Namibian Food and Allied Workers Union (Nafau) general secretary Jacob Penda has acknowledged a significant oversight in the union’s financial management during the 2017 financial year.
He said this yesterday regarding the audit findings for the year ending December 2017.
This comes three weeks after The Namibian published a report on Nafau’s leadership failing to account for over N$20 million in union funds, including N$7 million in workers’ contributions.
The auditors also raised concerns over the absence of a fixed asset register, which prevented them from verifying the completeness, valuation, accuracy, and existence of fixed assets.
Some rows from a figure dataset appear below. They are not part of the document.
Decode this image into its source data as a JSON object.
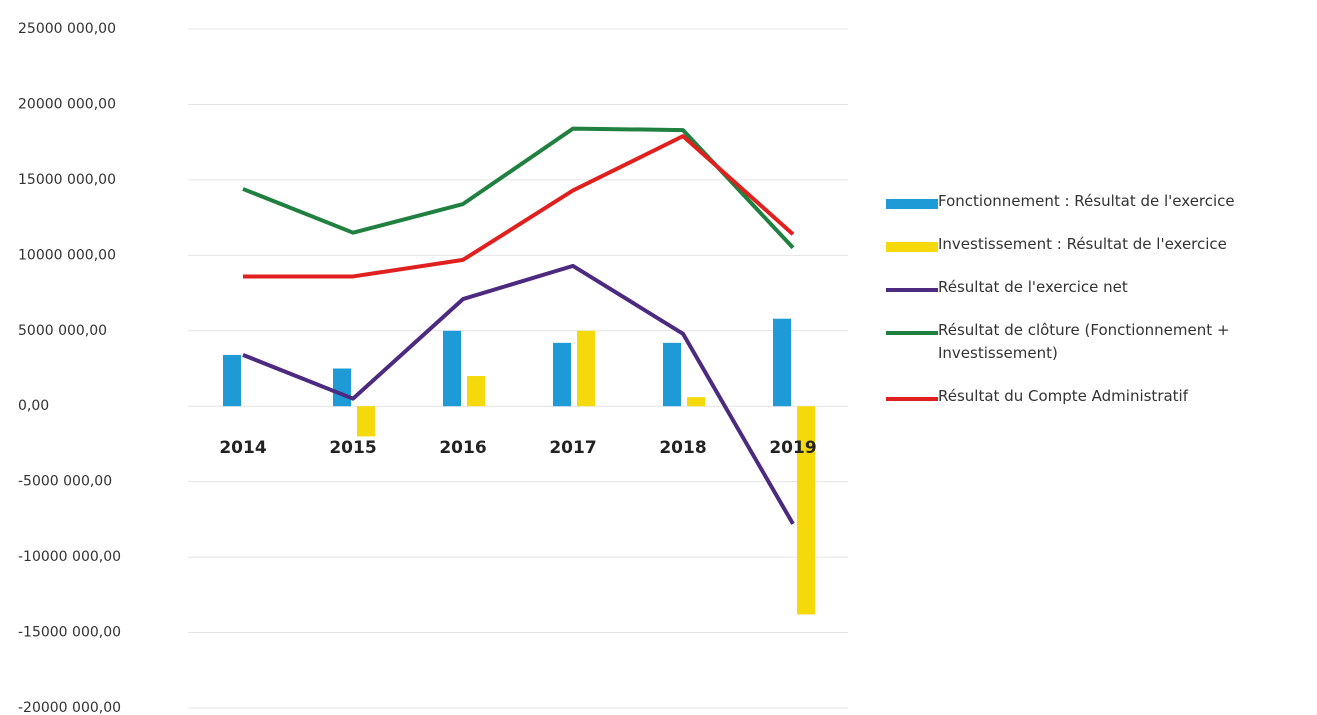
{
  "chart_data": {
    "type": "bar",
    "categories": [
      "2014",
      "2015",
      "2016",
      "2017",
      "2018",
      "2019"
    ],
    "series": [
      {
        "name": "Fonctionnement : Résultat de l'exercice",
        "type": "bar",
        "color": "#1e9bd7",
        "values": [
          3400000,
          2500000,
          5000000,
          4200000,
          4200000,
          5800000
        ]
      },
      {
        "name": "Investissement : Résultat de l'exercice",
        "type": "bar",
        "color": "#f5d90a",
        "values": [
          0,
          -2000000,
          2000000,
          5000000,
          600000,
          -13800000
        ]
      },
      {
        "name": "Résultat de l'exercice net",
        "type": "line",
        "color": "#4b2a80",
        "values": [
          3400000,
          500000,
          7100000,
          9300000,
          4800000,
          -7800000
        ]
      },
      {
        "name": "Résultat de clôture (Fonctionnement + Investissement)",
        "type": "line",
        "color": "#1f8040",
        "values": [
          14400000,
          11500000,
          13400000,
          18400000,
          18300000,
          10500000
        ]
      },
      {
        "name": "Résultat du Compte Administratif",
        "type": "line",
        "color": "#e0201e",
        "values": [
          8600000,
          8600000,
          9700000,
          14300000,
          17900000,
          11400000
        ]
      }
    ],
    "ylim": [
      -20000000,
      25000000
    ],
    "yticks": [
      {
        "value": -20000000,
        "label": "-20000 000,00"
      },
      {
        "value": -15000000,
        "label": "-15000 000,00"
      },
      {
        "value": -10000000,
        "label": "-10000 000,00"
      },
      {
        "value": -5000000,
        "label": "-5000 000,00"
      },
      {
        "value": 0,
        "label": "0,00"
      },
      {
        "value": 5000000,
        "label": "5000 000,00"
      },
      {
        "value": 10000000,
        "label": "10000 000,00"
      },
      {
        "value": 15000000,
        "label": "15000 000,00"
      },
      {
        "value": 20000000,
        "label": "20000 000,00"
      },
      {
        "value": 25000000,
        "label": "25000 000,00"
      }
    ],
    "grid": true,
    "legend": "right"
  }
}
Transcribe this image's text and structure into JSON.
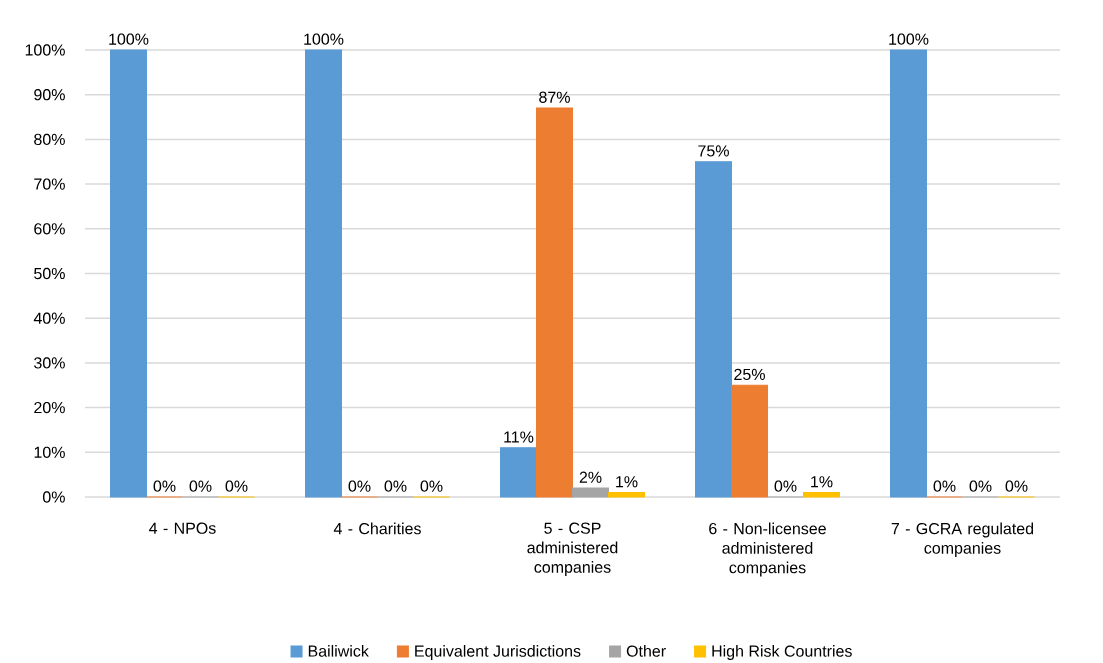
{
  "chart_data": {
    "type": "bar",
    "categories": [
      "4 - NPOs",
      "4 - Charities",
      "5 - CSP administered companies",
      "6 - Non-licensee administered companies",
      "7 - GCRA regulated companies"
    ],
    "series": [
      {
        "name": "Bailiwick",
        "color": "#5b9bd5",
        "values": [
          100,
          100,
          11,
          75,
          100
        ],
        "value_labels": [
          "100%",
          "100%",
          "11%",
          "75%",
          "100%"
        ]
      },
      {
        "name": "Equivalent Jurisdictions",
        "color": "#ed7d31",
        "values": [
          0,
          0,
          87,
          25,
          0
        ],
        "value_labels": [
          "0%",
          "0%",
          "87%",
          "25%",
          "0%"
        ]
      },
      {
        "name": "Other",
        "color": "#a5a5a5",
        "values": [
          0,
          0,
          2,
          0,
          0
        ],
        "value_labels": [
          "0%",
          "0%",
          "2%",
          "0%",
          "0%"
        ]
      },
      {
        "name": "High Risk Countries",
        "color": "#ffc000",
        "values": [
          0,
          0,
          1,
          1,
          0
        ],
        "value_labels": [
          "0%",
          "0%",
          "1%",
          "1%",
          "0%"
        ]
      }
    ],
    "ylim": [
      0,
      100
    ],
    "yticks": [
      {
        "value": 0,
        "label": "0%"
      },
      {
        "value": 10,
        "label": "10%"
      },
      {
        "value": 20,
        "label": "20%"
      },
      {
        "value": 30,
        "label": "30%"
      },
      {
        "value": 40,
        "label": "40%"
      },
      {
        "value": 50,
        "label": "50%"
      },
      {
        "value": 60,
        "label": "60%"
      },
      {
        "value": 70,
        "label": "70%"
      },
      {
        "value": 80,
        "label": "80%"
      },
      {
        "value": 90,
        "label": "90%"
      },
      {
        "value": 100,
        "label": "100%"
      }
    ],
    "grid": "y",
    "legend": "bottom"
  }
}
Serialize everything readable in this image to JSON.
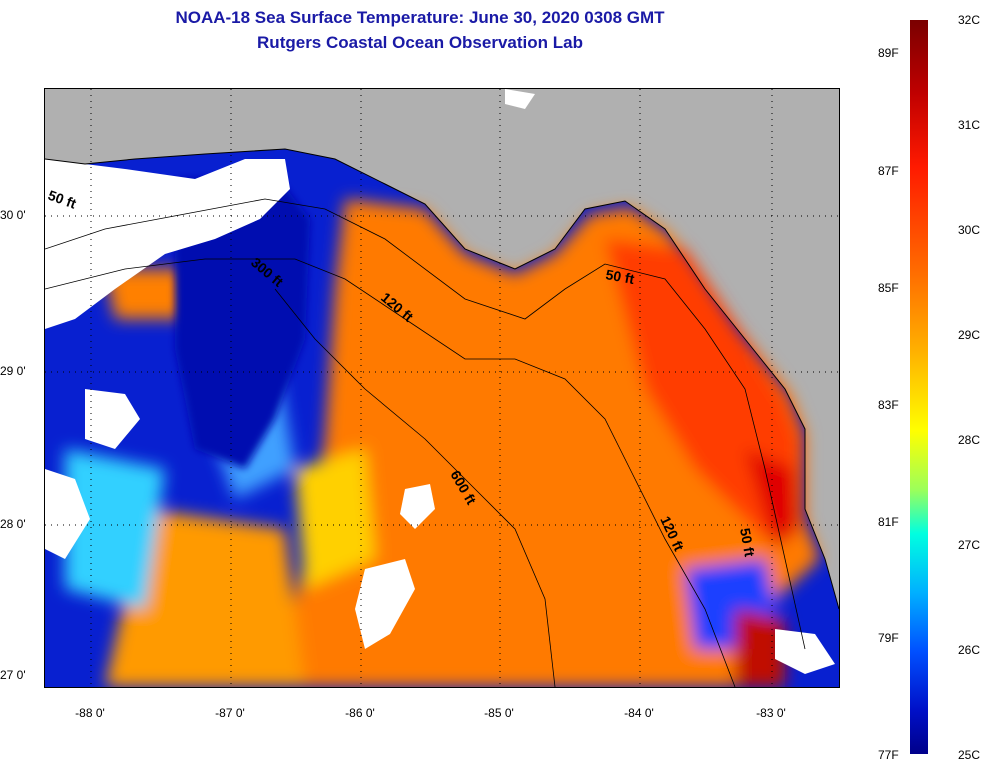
{
  "header": {
    "title_line1": "NOAA-18 Sea Surface Temperature:  June 30, 2020 0308 GMT",
    "title_line2": "Rutgers Coastal Ocean Observation Lab"
  },
  "map": {
    "lat_labels": [
      "30 0'",
      "29 0'",
      "28 0'",
      "27 0'"
    ],
    "lon_labels": [
      "-88 0'",
      "-87 0'",
      "-86 0'",
      "-85 0'",
      "-84 0'",
      "-83 0'"
    ],
    "contour_labels": [
      "50 ft",
      "300 ft",
      "120 ft",
      "50 ft",
      "600 ft",
      "120 ft",
      "50 ft"
    ]
  },
  "colorbar": {
    "celsius_labels": [
      "32C",
      "31C",
      "30C",
      "29C",
      "28C",
      "27C",
      "26C",
      "25C"
    ],
    "fahrenheit_labels": [
      "89F",
      "87F",
      "85F",
      "83F",
      "81F",
      "79F",
      "77F"
    ]
  },
  "colors": {
    "title": "#1a1aa6",
    "land": "#b0b0b0",
    "cloud": "#ffffff"
  }
}
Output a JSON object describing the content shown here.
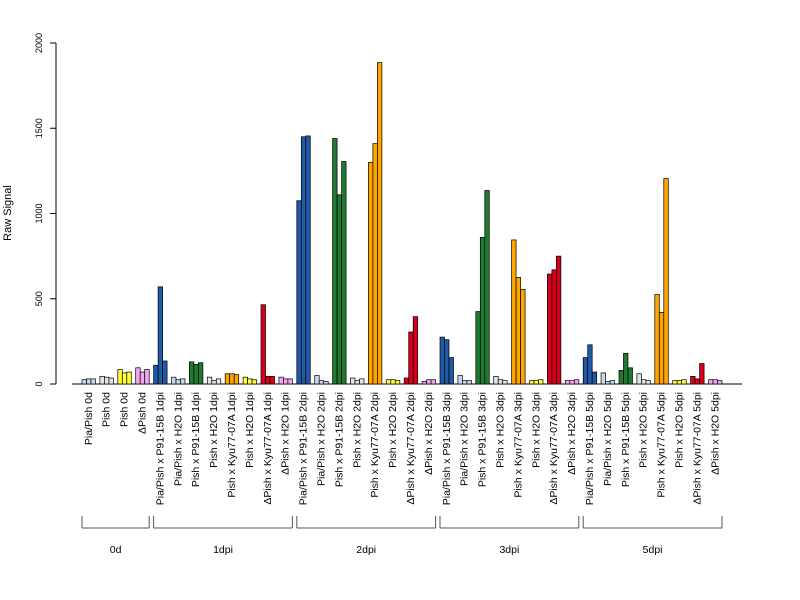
{
  "chart_data": {
    "type": "bar",
    "ylabel": "Raw Signal",
    "ylim": [
      0,
      2000
    ],
    "yticks": [
      0,
      500,
      1000,
      1500,
      2000
    ],
    "grid": false,
    "categories": [
      "Pia/Pish 0d",
      "Pish 0d",
      "Pish 0d",
      "ΔPish 0d",
      "Pia/Pish x P91-15B 1dpi",
      "Pia/Pish x H2O 1dpi",
      "Pish x P91-15B 1dpi",
      "Pish x H2O 1dpi",
      "Pish x Kyu77-07A 1dpi",
      "Pish x H2O 1dpi",
      "ΔPish x Kyu77-07A 1dpi",
      "ΔPish x H2O 1dpi",
      "Pia/Pish x P91-15B 2dpi",
      "Pia/Pish x H2O 2dpi",
      "Pish x P91-15B 2dpi",
      "Pish x H2O 2dpi",
      "Pish x Kyu77-07A 2dpi",
      "Pish x H2O 2dpi",
      "ΔPish x Kyu77-07A 2dpi",
      "ΔPish x H2O 2dpi",
      "Pia/Pish x P91-15B 3dpi",
      "Pia/Pish x H2O 3dpi",
      "Pish x P91-15B 3dpi",
      "Pish x H2O 3dpi",
      "Pish x Kyu77-07A 3dpi",
      "Pish x H2O 3dpi",
      "ΔPish x Kyu77-07A 3dpi",
      "ΔPish x H2O 3dpi",
      "Pia/Pish x P91-15B 5dpi",
      "Pia/Pish x H2O 5dpi",
      "Pish x P91-15B 5dpi",
      "Pish x H2O 5dpi",
      "Pish x Kyu77-07A 5dpi",
      "Pish x H2O 5dpi",
      "ΔPish x Kyu77-07A 5dpi",
      "ΔPish x H2O 5dpi"
    ],
    "colors": [
      "#c6dbef",
      "#e5e5e5",
      "#ffff33",
      "#f4a6f0",
      "#1f5aa6",
      "#c6dbef",
      "#1e7a2e",
      "#e5e5e5",
      "#ffa500",
      "#ffff33",
      "#d7001a",
      "#f4a6f0",
      "#1f5aa6",
      "#c6dbef",
      "#1e7a2e",
      "#e5e5e5",
      "#ffa500",
      "#ffff33",
      "#d7001a",
      "#f4a6f0",
      "#1f5aa6",
      "#c6dbef",
      "#1e7a2e",
      "#e5e5e5",
      "#ffa500",
      "#ffff33",
      "#d7001a",
      "#f4a6f0",
      "#1f5aa6",
      "#c6dbef",
      "#1e7a2e",
      "#e5e5e5",
      "#ffa500",
      "#ffff33",
      "#d7001a",
      "#f4a6f0"
    ],
    "replicate_values": [
      [
        25,
        30,
        30
      ],
      [
        45,
        40,
        35
      ],
      [
        85,
        65,
        70
      ],
      [
        95,
        70,
        85
      ],
      [
        110,
        570,
        135
      ],
      [
        40,
        25,
        30
      ],
      [
        130,
        115,
        125
      ],
      [
        40,
        20,
        30
      ],
      [
        60,
        60,
        55
      ],
      [
        40,
        30,
        25
      ],
      [
        465,
        45,
        45
      ],
      [
        40,
        30,
        30
      ],
      [
        1075,
        1450,
        1455
      ],
      [
        50,
        20,
        15
      ],
      [
        1440,
        1110,
        1305
      ],
      [
        35,
        20,
        30
      ],
      [
        1300,
        1410,
        1885
      ],
      [
        25,
        25,
        20
      ],
      [
        35,
        305,
        395
      ],
      [
        15,
        25,
        25
      ],
      [
        275,
        260,
        155
      ],
      [
        50,
        20,
        20
      ],
      [
        425,
        860,
        1135
      ],
      [
        45,
        25,
        20
      ],
      [
        845,
        625,
        555
      ],
      [
        20,
        20,
        25
      ],
      [
        645,
        670,
        750
      ],
      [
        20,
        20,
        25
      ],
      [
        155,
        230,
        70
      ],
      [
        65,
        15,
        20
      ],
      [
        80,
        180,
        95
      ],
      [
        60,
        25,
        20
      ],
      [
        525,
        420,
        1205
      ],
      [
        20,
        20,
        25
      ],
      [
        45,
        30,
        120
      ],
      [
        25,
        25,
        20
      ]
    ],
    "groups": [
      {
        "label": "0d",
        "start": 0,
        "end": 3
      },
      {
        "label": "1dpi",
        "start": 4,
        "end": 11
      },
      {
        "label": "2dpi",
        "start": 12,
        "end": 19
      },
      {
        "label": "3dpi",
        "start": 20,
        "end": 27
      },
      {
        "label": "5dpi",
        "start": 28,
        "end": 35
      }
    ]
  }
}
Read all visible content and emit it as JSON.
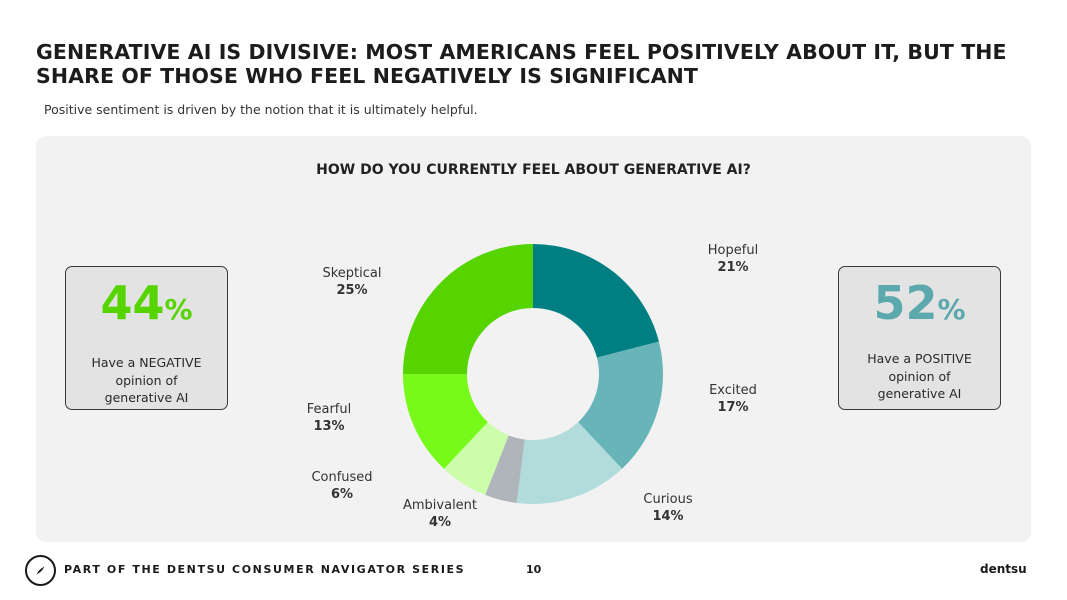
{
  "header": {
    "title": "GENERATIVE AI IS DIVISIVE: MOST AMERICANS FEEL POSITIVELY ABOUT IT, BUT THE SHARE OF THOSE WHO FEEL NEGATIVELY IS SIGNIFICANT",
    "subtitle": "Positive sentiment is driven by the notion that it is ultimately helpful."
  },
  "negative_card": {
    "value": "44",
    "unit": "%",
    "description": "Have a NEGATIVE opinion of generative AI",
    "color": "#55d400"
  },
  "positive_card": {
    "value": "52",
    "unit": "%",
    "description": "Have a POSITIVE opinion of generative AI",
    "color": "#5ba8ad"
  },
  "chart_data": {
    "type": "pie",
    "subtype": "donut",
    "title": "HOW DO YOU CURRENTLY FEEL ABOUT GENERATIVE AI?",
    "unit": "%",
    "slices": [
      {
        "label": "Hopeful",
        "value": 21,
        "color": "#007f82"
      },
      {
        "label": "Excited",
        "value": 17,
        "color": "#67b4b9"
      },
      {
        "label": "Curious",
        "value": 14,
        "color": "#b2dcdc"
      },
      {
        "label": "Ambivalent",
        "value": 4,
        "color": "#b0b4bb"
      },
      {
        "label": "Confused",
        "value": 6,
        "color": "#ccfdaa"
      },
      {
        "label": "Fearful",
        "value": 13,
        "color": "#77fa1a"
      },
      {
        "label": "Skeptical",
        "value": 25,
        "color": "#55d400"
      }
    ]
  },
  "footer": {
    "series": "PART OF THE DENTSU CONSUMER NAVIGATOR SERIES",
    "page_number": "10",
    "brand": "dentsu",
    "logo_icon": "compass-icon"
  }
}
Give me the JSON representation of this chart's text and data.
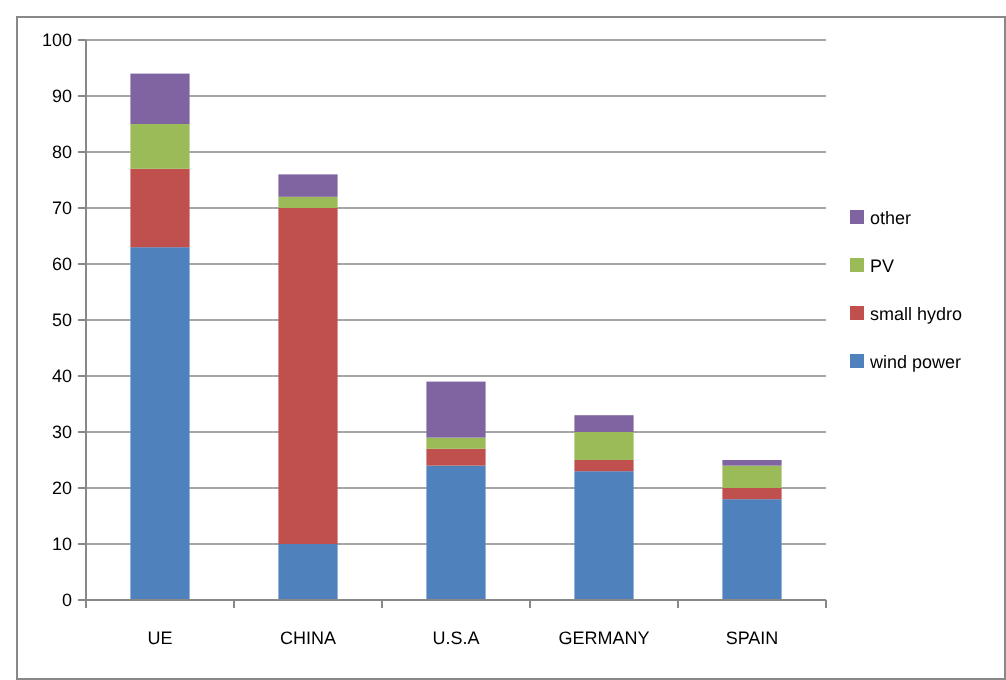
{
  "chart_data": {
    "type": "bar",
    "stacked": true,
    "categories": [
      "UE",
      "CHINA",
      "U.S.A",
      "GERMANY",
      "SPAIN"
    ],
    "series": [
      {
        "name": "wind power",
        "color": "#4f81bd",
        "values": [
          63,
          10,
          24,
          23,
          18
        ]
      },
      {
        "name": "small hydro",
        "color": "#c0504d",
        "values": [
          14,
          60,
          3,
          2,
          2
        ]
      },
      {
        "name": "PV",
        "color": "#9bbb59",
        "values": [
          8,
          2,
          2,
          5,
          4
        ]
      },
      {
        "name": "other",
        "color": "#8064a2",
        "values": [
          9,
          4,
          10,
          3,
          1
        ]
      }
    ],
    "ylim": [
      0,
      100
    ],
    "yticks": [
      0,
      10,
      20,
      30,
      40,
      50,
      60,
      70,
      80,
      90,
      100
    ],
    "grid": "y",
    "legend": "right"
  }
}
Penda admitted that the union failed to maintain an asset register at the time – a crucial component of accurate accounting and transparency.
However, he emphasised that subsequent actions have been taken to rectify this issue.
“All invoices and agreements pertaining to assets purchased were made available for review during audits.
“The issue of the fixed asset register was rectified in the subsequent year, and Nafau took steps to establish and maintain an asset register to accurately track and record its assets,” he said.
Penda acknowledged that while actual supporting documents were available for audit, the absence of a comprehensive audit reporting process hindered the auditors from accessing them.
He said measures have been implemented since then to rectify the shortcomings of the union’s internal controls.
Additionally, Nafau has hired a dedicated accountant to ensure adherence to proper accounting procedures.
Penda also clarified that Nafau had been maintaining membership fees in a manual format prior to the 2017 audit.
Following the consultant’s advice, the union transitioned to using an electronic database for membership fee records in 2018.
“The union admits that challenges maintaining membership fee information in the format required for auditing purposes were experienced.
“A membership verification department has since been set up to oversee the recording of membership from all members electronically,” he said.
Penda said the audit report was not indicative of irregularities, but rather a result of unresolved balances carried forward from prior years, compounded by the absence of a functional accounting department during the 2017 audit.
Another issue raised by the auditors was the lack of petty cash reconciliations during the review period, totaling N$83 000, which further raised red flags.
Penda admitted that the petty cash was not processed on Pastel, the accounting software used.
Despite the hurdles faced, he expressed confidence in the progress made by Nafau in correcting the issues raised during audits.
He said the current year’s audit reflects a significant improvement in the union’s financial management practices.
Penda declined to provide the latest audit report, stating it would only be available once it is tabled.